Dem Bräutigam im Gefängnis von der Hochzeit berichten

Auf dem Weg zur Hochzeit wurde der Bräutigam verhaftet. Seine Braut Sara Başak Akboğa wartet auf den ersten Besuchstag, um Rohat Akboğa von der Hochzeit zu erzählen, die ohne ihn stattfand.

Rohat Akboğa hatte gerade die Frau, die er heiraten wollte, in Amed (Diyarbakir) vom Friseur abgeholt und war mit ihr auf dem Weg zum Henna-Abend, als sein Auto von der Polizei angehalten und er festgenommen wurde. Weil eine Haftstrafe wegen „Beleidigung des Staatspräsidenten“ rechtsgültig geworden war, wurde er verhaftet und in den Strafvollzug überstellt. Seine Braut Sara Başak Akboğa und die Familien des Brautpaars entschieden daraufhin, die Hochzeit ohne den Bräutigam abzuhalten.

Gegenüber der Nachrichtenagentur Mezopotamya (MA) erklärte die Familie Akboğa, der Vorfall sei zwar überraschend und traurig, es sei jedoch nicht das erste Mal, dass sich etwas derartiges innerhalb der Familie ereigne. Einer Tochter sei Ähnliches passiert.

„Er will bestimmt wissen, wie die Hochzeit verlaufen ist“

Die Braut Sara Başak Akboğa hat den Schock noch nicht überwunden. Henna-Nacht und Hochzeit haben ohne den Bräutigam stattgefunden. Wie Sara erklärt, kennt sich das Paar schon lange und habe „aus Liebe“ geheiratet.
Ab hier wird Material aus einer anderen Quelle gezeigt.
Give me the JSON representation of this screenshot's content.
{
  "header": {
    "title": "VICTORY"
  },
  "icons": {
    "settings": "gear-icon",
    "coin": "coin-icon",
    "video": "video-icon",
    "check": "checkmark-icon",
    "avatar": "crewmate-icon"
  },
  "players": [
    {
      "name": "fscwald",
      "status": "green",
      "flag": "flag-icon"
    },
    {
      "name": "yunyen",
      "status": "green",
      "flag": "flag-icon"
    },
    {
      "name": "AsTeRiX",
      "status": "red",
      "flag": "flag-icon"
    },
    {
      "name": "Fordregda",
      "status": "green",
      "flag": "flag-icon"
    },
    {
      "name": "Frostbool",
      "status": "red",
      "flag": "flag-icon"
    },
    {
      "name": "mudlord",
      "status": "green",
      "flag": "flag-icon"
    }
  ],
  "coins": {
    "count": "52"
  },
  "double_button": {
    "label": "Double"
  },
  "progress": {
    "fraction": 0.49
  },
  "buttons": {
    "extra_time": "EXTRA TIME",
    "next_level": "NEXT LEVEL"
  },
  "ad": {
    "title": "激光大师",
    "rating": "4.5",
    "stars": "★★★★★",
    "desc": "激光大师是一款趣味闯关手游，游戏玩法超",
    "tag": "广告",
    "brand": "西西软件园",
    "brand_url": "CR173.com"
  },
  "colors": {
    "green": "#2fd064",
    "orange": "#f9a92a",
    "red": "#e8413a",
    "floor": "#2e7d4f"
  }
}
Sie habe zwar von dem Prozess gegen ihren Mann gewusst, eine Verhaftung am Hochzeitstag habe sie dennoch nicht erwartet: „Ich war völlig schockiert, als die Polizei uns den Weg abschnitt und Rohat mitnahm. Ich konnte überhaupt nichts tun. Dann bin ich zum Justizgebäude gefahren. Dort konnte ich ihn kurz sehen. Er sagte: ‚Macht die Hochzeit, als ob ich da wäre.‘ Das haben wir dann auch getan.“

Die Hochzeitsfeier sei trotzdem schön gewesen, meint Sara, die jetzt ungeduldig auf den ersten Besuchstag im Gefängnis wartet: „Sobald es möglich ist, werde ich ihn besuchen, schließlich will er bestimmt wissen, wie die Hochzeit gelaufen ist.“

Alle Familienmitglieder der Reihe nach im Gefängnis

Auch Saras Schwiegermutter Şükran Akboğa stand schon einmal wegen des Vorwurfs der Mitgliedschaft in einer terroristischen Organisation vor Gericht. Sie wurde freigesprochen. Wie sie erzählt, sind bereits alle Familienmitglieder aus politischen Gründen angeklagt worden. Da fast immer jemand im Gefängnis war, war die Familie zuletzt vor 15 Jahren vollständig versammelt.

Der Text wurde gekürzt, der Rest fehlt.